The square references the elegant simplicity found in the mosaic tiles of Classical and Byzantine art, a key influence on Colombo’s creative direction. He wanted his art, he says, “to be sober and austere”, qualities he also associates with mediaeval painting. The motifs of dot and square extend into themes of sacred geometry, which ascribes symbolic and divine meanings to shapes. For example, the square appears in many spiritual traditions, representing stability, balance and order. It is often associated with the physical world and the material aspects of existence. 

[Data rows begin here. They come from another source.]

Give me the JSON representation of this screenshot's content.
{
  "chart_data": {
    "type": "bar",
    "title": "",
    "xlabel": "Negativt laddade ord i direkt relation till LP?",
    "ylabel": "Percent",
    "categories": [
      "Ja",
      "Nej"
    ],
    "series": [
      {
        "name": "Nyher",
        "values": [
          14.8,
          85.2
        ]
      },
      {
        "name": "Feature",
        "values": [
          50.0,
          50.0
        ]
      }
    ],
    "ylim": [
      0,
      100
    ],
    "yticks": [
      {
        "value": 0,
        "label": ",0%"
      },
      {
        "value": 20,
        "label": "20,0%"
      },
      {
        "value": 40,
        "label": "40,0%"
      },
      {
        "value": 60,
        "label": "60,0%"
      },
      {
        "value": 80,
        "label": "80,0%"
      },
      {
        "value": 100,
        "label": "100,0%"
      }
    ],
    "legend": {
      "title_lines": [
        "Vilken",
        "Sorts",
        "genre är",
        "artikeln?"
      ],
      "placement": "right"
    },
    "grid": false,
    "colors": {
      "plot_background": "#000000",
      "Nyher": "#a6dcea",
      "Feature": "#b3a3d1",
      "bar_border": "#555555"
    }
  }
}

This emphasis on the amalgamation of the aesthetic and the symbolic highlights the complexity and nuance of Colombo’s practice. Through this fusion of ancient inspiration and contemporary interpretation, Colombo’s art bridges past and present, inviting viewers to reflect on the enduring influences of the oldest artistic styles on the evolution of art history as a whole.

Colombo’s artistic journey paused for 21 years focusing on the responsibilities of raising a family. Although he stayed close to the arts, working in museums and art institutions, he gave up his own art practice. He reflects: “It taught me a lot about working with artists. I can appreciate the other side much better because I’ve been a part of both worlds.”

Colombo’s art is entwined with his daily rhythms. His a part of his life, a source of intimate connection. He finds inspiration in solitude and introspection.

Colombo also has a degree in Languages and Literature from the University of Rome. He writes poetry and has published a collection of his poems from 1971–79 and 2007–14, Apostolos Michailidis. How do Colombo’s poetics relate to his imagery, and vice versa? The last verses of the book read:

“We have to write, we have to write.

And this because of the silence of mosaics, 

the silence of statues, 

the silence of temples and of columns. 

And this is because of the silence of the altars. 

It is we the faithful who bear its weight.”

Paolo Colombo's library
Paolo Colombo's book of poems

Colombo explains that his painting and writing – are rooted in the world of feeling. The silence of the visual world requires written expression, he says, which is why he frequently adds text to his watercolours. The words he uses are always from his own poems, but they don’t dictate the meaning of the work; he leaves space for the audience to reflect on what resonates most with them. He seeks to make room for the experiences of others by abstracting his feelings, distancing himself from what he has expressed. 

Colombo’s art, like his lyrical poems, invites viewers into a realm of understated eloquence; it is an invitation to engage with memory and life transcending boundaries and seeking new forms of expression.